Mit den gesammelten Eindrücken im Gepäck wurde dann im Planungsausschuss weiter gearbeitet. Nach einer ausführlichen Diskussion, kam man schließlich auf einen gemeinsamen Nenner: Die Farbgestaltung des Rathauses soll an das ursprüngliche Konzept von circa 1910 anschließen – helle Fatschen (in Farbe und Struktur abgesetzte Streifen um Fenster und Öffnungen), die harmonisch von etwas dunkleren Wandflächen abgesetzt sind. Das Rathaus in seiner Grundstruktur soll dabei seine Dominanz behalten und der Neubau, der den barrierefreien Zugang inklusive Aufzug und Treppenhaus ermöglicht, mit einer hellen, mineralisch gestrichenen Rohholzfassade zurückgenommen wirken.

Von den Vorschlägen, die Architekt Florian Dilg präsentierte, zeigte sich das Ratsgremium sehr angetan. So fiel dann auch der Beschluss klar mit zehn zu zwei Stimmen aus, wie Oberhausens zweiter Bürgermeister Rudolf Sonnleitner mitteilte. Einstimmigen Zuspruch fand die Planung der Dachform des Anbaus, die sich in die Dachlandschaft des Rathauses einfügt.

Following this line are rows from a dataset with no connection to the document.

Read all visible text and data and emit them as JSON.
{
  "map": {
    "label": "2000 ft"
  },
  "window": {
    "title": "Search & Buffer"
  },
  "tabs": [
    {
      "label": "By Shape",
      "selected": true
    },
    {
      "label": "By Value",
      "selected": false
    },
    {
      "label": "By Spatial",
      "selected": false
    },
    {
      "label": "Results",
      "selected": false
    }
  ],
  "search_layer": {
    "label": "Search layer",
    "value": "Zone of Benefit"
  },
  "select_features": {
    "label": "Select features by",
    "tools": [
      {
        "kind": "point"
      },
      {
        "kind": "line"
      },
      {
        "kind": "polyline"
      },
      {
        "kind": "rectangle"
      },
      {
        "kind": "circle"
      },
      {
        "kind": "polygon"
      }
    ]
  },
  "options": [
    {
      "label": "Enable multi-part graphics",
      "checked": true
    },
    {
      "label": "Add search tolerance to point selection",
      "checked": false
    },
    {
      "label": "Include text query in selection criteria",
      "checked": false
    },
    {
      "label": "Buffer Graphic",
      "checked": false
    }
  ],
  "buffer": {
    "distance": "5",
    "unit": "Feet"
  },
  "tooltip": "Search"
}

In der Februarsitzung soll das komplette Planungskonzept des Rathauses zur Verabschiedung vorgelegt werden. Danach sind die Ideen und Anregungen der Bürger in der bereits angekündigten Planungswerkstatt gefragt.

Ja zu Photovoltaik?

Auch in Sachen Photovoltaik auf dem Dach des ehemaligen Bauhofs geht es voran. Der Gemeinderat sprach sich mit einer Gegenstimme dafür aus, eine Machbarkeitsstudie zur Errichtung einer Anlage in Auftrag zu geben. Zuständig für die Durchführung der Studie sind dann die Stadtwerke Bad Tölz.

Angedacht ist die Errichtung einer Photovoltaik-Anlage auf dem Dach des ehemaligen Bauhofs, die Installation eines Speichers sowie die Nutzung des selbsterzeugten Stroms in den diversen benachbarten Liegenschaften wie dem Rathaus, dem Kinderhaus, dem Feuerwehrhaus oder der ehemaligen Bäckerei. Neben der Wirtschaftlichkeit der Anlage und der Speicherlösung müssen hier besonders die Kosten für die Schaffung eines sogenannten „Arealnetzes“ untersucht werden. Dabei geht es auch um rechtliche Fragen. Weitere Bestandteile der Studie sind das Aufzeigen und die Prüfung von Alternativlösungen.

Zudem soll die Machbarkeit zum Bau einer Ladeinfrastruktur auf dem Gelände der Gemeinde, unter anderem zur Nutzung von E-Autos, untersucht werden. Die Kosten der Studie liegen pauschal bei gut 4000 Euro.